PALAVRAS-CHAVE: saúde; flexibilidade; força muscular

ABSTRACT

This work aimed to systematically review the literature to assess the effect of stretching on muscle strength in healthy people. The PubMed, Scopus and Scielo data sources were consulted, using the eligibility criteria: intervention with stretching and measurement of muscle strength performance in healthy people. Eighteen studies that met the criteria were included. The types of stretching used were continuous static 20%, intermittent static 60% and dynamic 20%. The types of strength evaluated were: maximum isometric strength (12.5%), maximum dynamic strength (66.66%) and muscle power (20.83%). 5.5% of the studies demonstrated increased muscle strength after stretching; 38.8% showed reduction after static stretching; 38.8% did not observe changes; and 16.6% had increased or reduced muscle strength depending on the type of stretching used. Based on the studies analyzed, performing static stretching prior to training, various manifestations of strength tended to reduce or not change muscle performance. It was not found a clear sign that the stretching performed before the strength training promotes an improvement in muscle performance.

KEYWORDS: health; flexibility; muscle strength

INTRODUÇÃO

Programas de treinamento físico comumente incluem exercícios para aumentar a força muscular e a flexibilidade corporal, uma vez que ambas são consideradas variáveis essenciais para a manutenção da aptidão física relacionada á saúde (Fragala et al., 2019). Nesse sentido, o alongamento, entendido como uma forma de se estimular a valência física flexibilidade, pode ser utilizado com objetivo de aquecer a musculatura, antes da prática de exercícios físicos, aumentar a flexibilidade ou a amplitude de movimento e melhorar o desempenho atlético (Chaabene, Behm, Negra & Granache, 2019). Atualmente, quatro técnicas principais de alongamento (estática, dinâmica, balística e facilitação neuromuscular proprioceptiva) são aplicadas em ambientes atléticos, de condicionamento físico e de reabilitação (Chaabene et al., 2019).

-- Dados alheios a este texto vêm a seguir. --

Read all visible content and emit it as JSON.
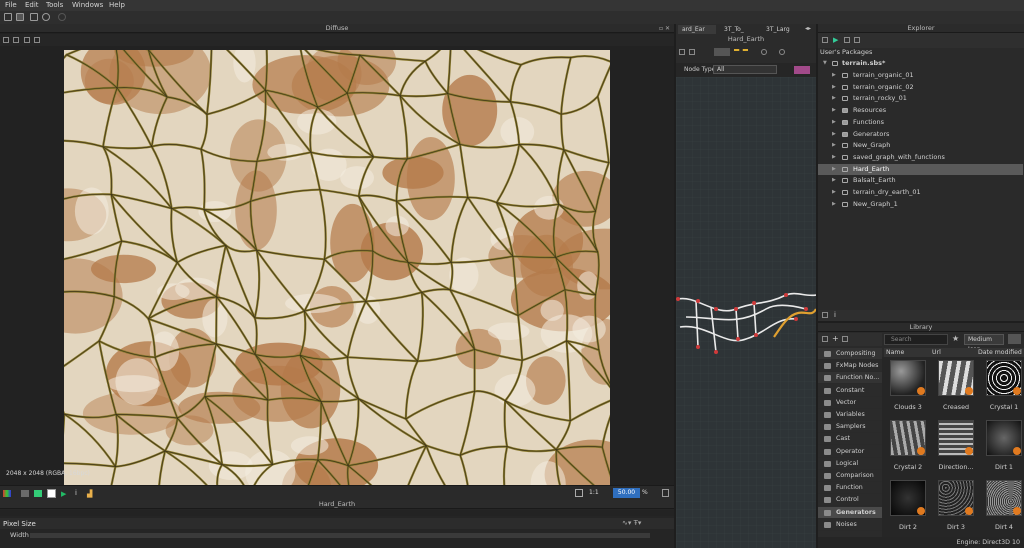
{
  "menu": {
    "file": "File",
    "edit": "Edit",
    "tools": "Tools",
    "windows": "Windows",
    "help": "Help"
  },
  "viewport2d": {
    "title": "Diffuse",
    "resolution_info": "2048 x 2048 (RGBA, 16bpc)",
    "zoom_value": "50.00",
    "zoom_unit": "%",
    "ratio_label": "1:1"
  },
  "graph": {
    "tabs": [
      "ard_Ear",
      "3T_To_",
      "3T_Larg"
    ],
    "title": "Hard_Earth",
    "node_type_label": "Node Type",
    "node_type_value": "All"
  },
  "explorer": {
    "title": "Explorer",
    "root_label": "User's Packages",
    "package": "terrain.sbs*",
    "items": [
      "terrain_organic_01",
      "terrain_organic_02",
      "terrain_rocky_01",
      "Resources",
      "Functions",
      "Generators",
      "New_Graph",
      "saved_graph_with_functions",
      "Hard_Earth",
      "Balsalt_Earth",
      "terrain_dry_earth_01",
      "New_Graph_1"
    ],
    "selected": "Hard_Earth"
  },
  "library": {
    "title": "Library",
    "search_placeholder": "Search",
    "view_mode": "Medium Icon",
    "columns": {
      "name": "Name",
      "url": "Url",
      "date": "Date modified"
    },
    "categories": [
      "Compositing ...",
      "FxMap Nodes",
      "Function No...",
      "Constant",
      "Vector",
      "Variables",
      "Samplers",
      "Cast",
      "Operator",
      "Logical",
      "Comparison",
      "Function",
      "Control",
      "Generators",
      "Noises"
    ],
    "selected_category": "Generators",
    "thumbs": [
      "Clouds 3",
      "Creased",
      "Crystal 1",
      "Crystal 2",
      "Direction...",
      "Dirt 1",
      "Dirt 2",
      "Dirt 3",
      "Dirt 4"
    ]
  },
  "properties": {
    "title": "Hard_Earth",
    "section": "Pixel Size",
    "field_label": "Width"
  },
  "status": {
    "engine": "Engine: Direct3D 10"
  },
  "colors": {
    "accent_blue": "#2f6fbf",
    "selected_row": "#5a5a5a",
    "graph_bg": "#2e3437",
    "texture_base": "#e3d6bf",
    "crack_color": "#8a7a2e",
    "texture_brown": "#b47a4a"
  }
}
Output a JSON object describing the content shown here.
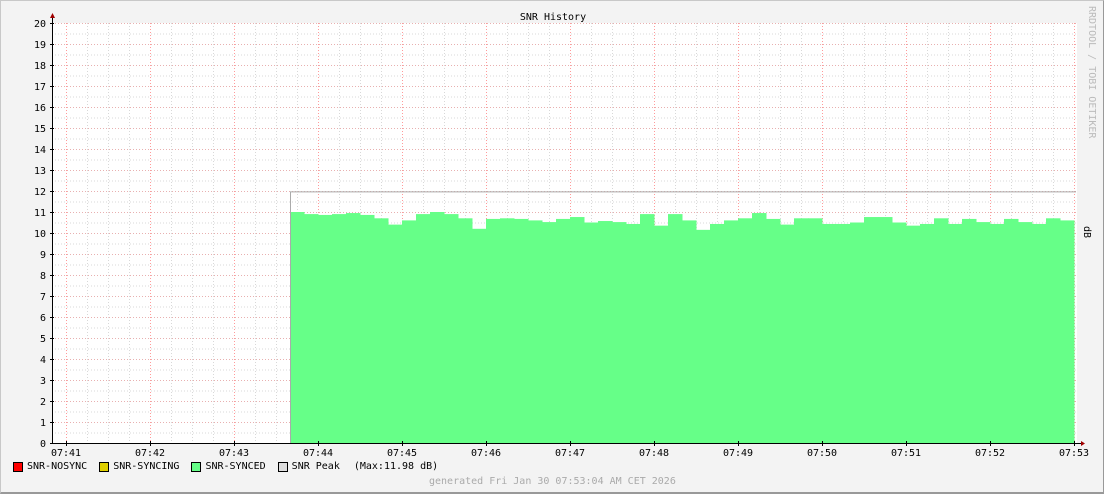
{
  "chart_data": {
    "type": "area",
    "title": "SNR History",
    "ylabel": "dB",
    "ylim": [
      0,
      20
    ],
    "yticks": [
      0,
      1,
      2,
      3,
      4,
      5,
      6,
      7,
      8,
      9,
      10,
      11,
      12,
      13,
      14,
      15,
      16,
      17,
      18,
      19,
      20
    ],
    "xticks": [
      "07:41",
      "07:42",
      "07:43",
      "07:44",
      "07:45",
      "07:46",
      "07:47",
      "07:48",
      "07:49",
      "07:50",
      "07:51",
      "07:52",
      "07:53"
    ],
    "xrange": [
      "07:40:50",
      "07:53:00"
    ],
    "grid": true,
    "start_time": "07:43:40",
    "step_seconds": 10,
    "series": [
      {
        "name": "SNR-NOSYNC",
        "color": "#ff0000",
        "values": []
      },
      {
        "name": "SNR-SYNCING",
        "color": "#e0d000",
        "values": []
      },
      {
        "name": "SNR-SYNCED",
        "color": "#66ff88",
        "values": [
          11.0,
          10.9,
          10.86,
          10.9,
          10.95,
          10.86,
          10.7,
          10.4,
          10.6,
          10.9,
          11.0,
          10.9,
          10.7,
          10.2,
          10.67,
          10.7,
          10.67,
          10.6,
          10.52,
          10.67,
          10.76,
          10.5,
          10.57,
          10.52,
          10.43,
          10.9,
          10.35,
          10.9,
          10.6,
          10.15,
          10.43,
          10.6,
          10.7,
          10.95,
          10.67,
          10.4,
          10.7,
          10.7,
          10.43,
          10.43,
          10.5,
          10.76,
          10.76,
          10.5,
          10.35,
          10.43,
          10.7,
          10.43,
          10.67,
          10.52,
          10.43,
          10.67,
          10.52,
          10.43,
          10.7,
          10.6
        ]
      },
      {
        "name": "SNR Peak",
        "color": "#dddddd",
        "value": 11.98
      }
    ],
    "legend_placement": "bottom-left",
    "peak_label": "(Max:11.98 dB)"
  },
  "watermark": "RRDTOOL / TOBI OETIKER",
  "generated": "generated Fri Jan 30 07:53:04 AM CET 2026"
}
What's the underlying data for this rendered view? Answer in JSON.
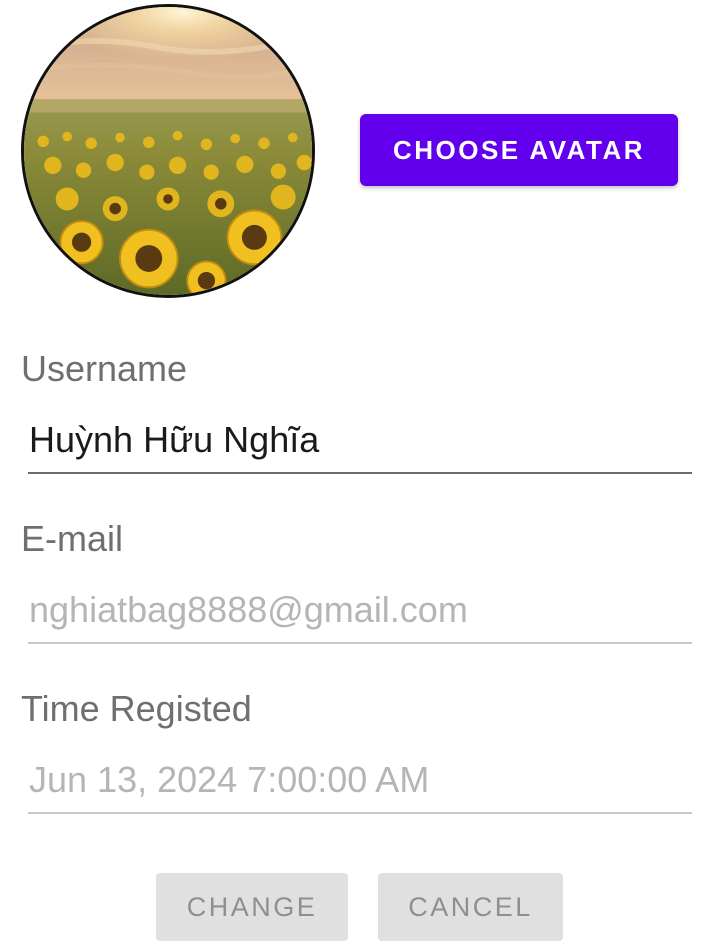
{
  "avatar": {
    "icon": "sunflower-field-photo"
  },
  "buttons": {
    "choose_avatar": "CHOOSE AVATAR",
    "change": "CHANGE",
    "cancel": "CANCEL"
  },
  "form": {
    "username": {
      "label": "Username",
      "value": "Huỳnh Hữu Nghĩa"
    },
    "email": {
      "label": "E-mail",
      "value": "nghiatbag8888@gmail.com"
    },
    "time_registered": {
      "label": "Time Registed",
      "value": "Jun 13, 2024 7:00:00 AM"
    }
  },
  "colors": {
    "accent": "#6200ee",
    "disabled_button_bg": "#e0e0e0",
    "disabled_text": "#b5b5b5",
    "label_text": "#6f6f6f"
  }
}
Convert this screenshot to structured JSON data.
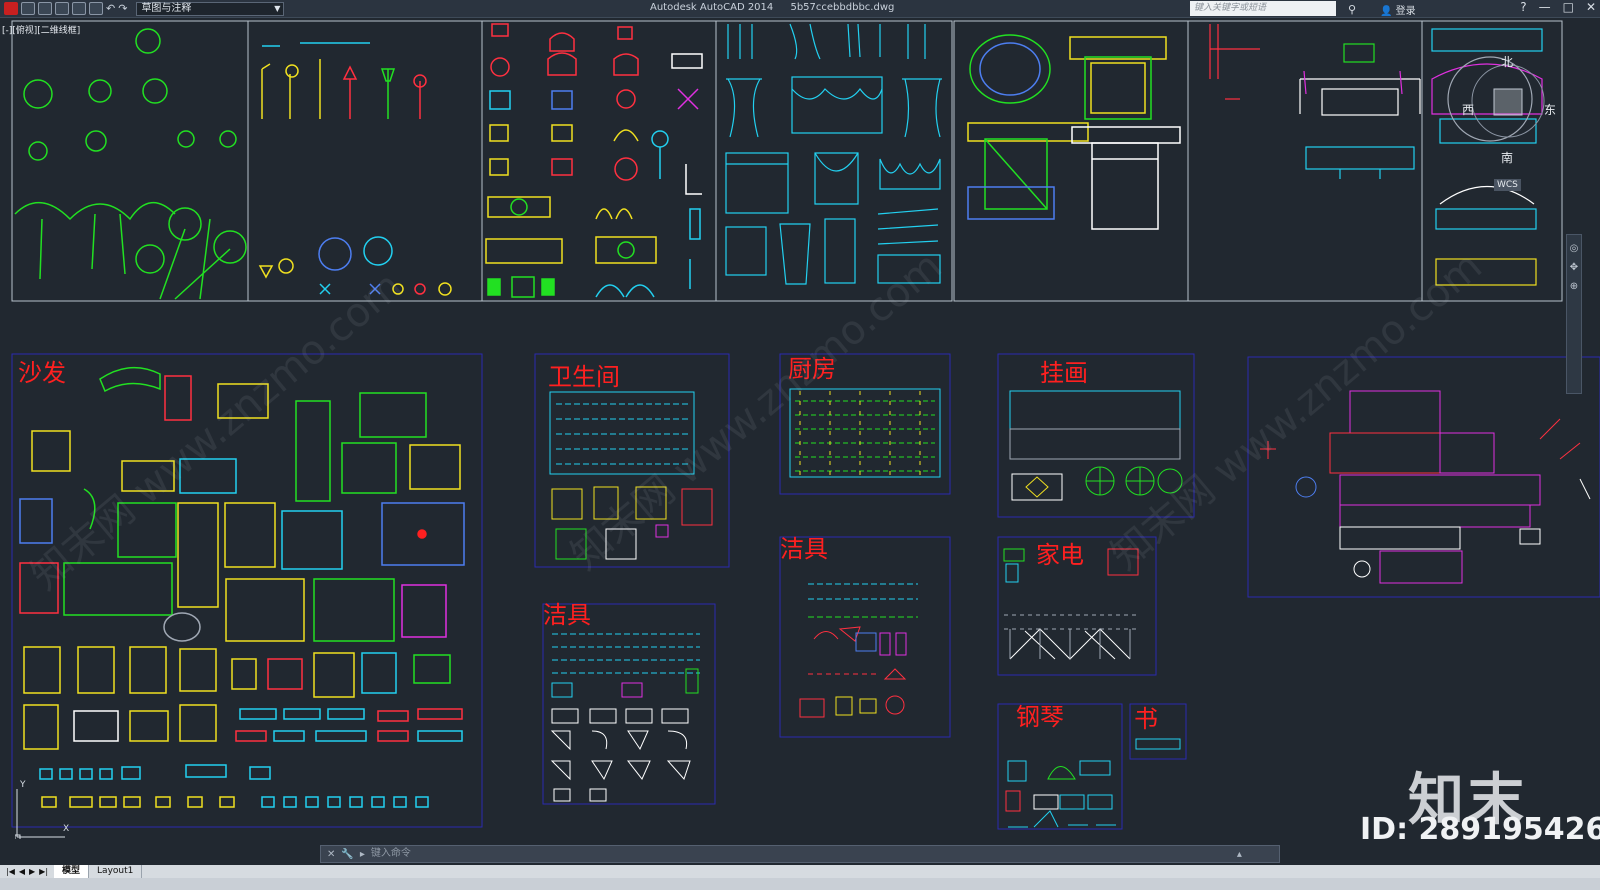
{
  "titlebar": {
    "workspace": "草图与注释",
    "app_title": "Autodesk AutoCAD 2014",
    "file_name": "5b57ccebbdbbc.dwg",
    "search_placeholder": "键入关键字或短语",
    "login": "登录"
  },
  "viewport": {
    "label": "[-][俯视][二维线框]"
  },
  "blocks": [
    {
      "label": "沙发"
    },
    {
      "label": "卫生间"
    },
    {
      "label": "厨房"
    },
    {
      "label": "挂画"
    },
    {
      "label": "洁具"
    },
    {
      "label": "洁具"
    },
    {
      "label": "家电"
    },
    {
      "label": "钢琴"
    },
    {
      "label": "书"
    }
  ],
  "compass": {
    "north": "北",
    "south": "南",
    "east": "东",
    "west": "西",
    "wcs": "WCS"
  },
  "commandline": {
    "placeholder": "键入命令"
  },
  "tabs": {
    "model": "模型",
    "layout1": "Layout1"
  },
  "status": {
    "coords": ""
  },
  "watermark": {
    "brand": "知末",
    "id": "ID: 289195426",
    "site": "知末网 www.znzmo.com"
  },
  "colors": {
    "background": "#212830",
    "label": "#ff2020",
    "frame": "#2a2ab0",
    "panel_border": "#b8c2cc"
  }
}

O estudo de exercícios de alongamento associados ao desempenho da força muscular tem chamado à atenção de diferentes grupos de pesquisadores (Endlich et al. 2009; Pasqua, Okuno, Damasceno, Lima-Silva & Bertuzzi, 2014; Leite et al., 2015; Marchetti et al., 2015; Barbosa Netto, Veloso, d’acelino-e-Porto, & Almeida, 2018; César, Silva, Rezende & Alvim, 2018; Moreira et al., 2021). No entanto os resultados obtidos por estes estudos têm produzido dados conflitantes, não havendo um nível de evidência científica clara com dados suficientemente para sustentar a premissa de que o alongamento prévio possa causar efeitos positivos ou negativos sobre o desempenho da força muscular.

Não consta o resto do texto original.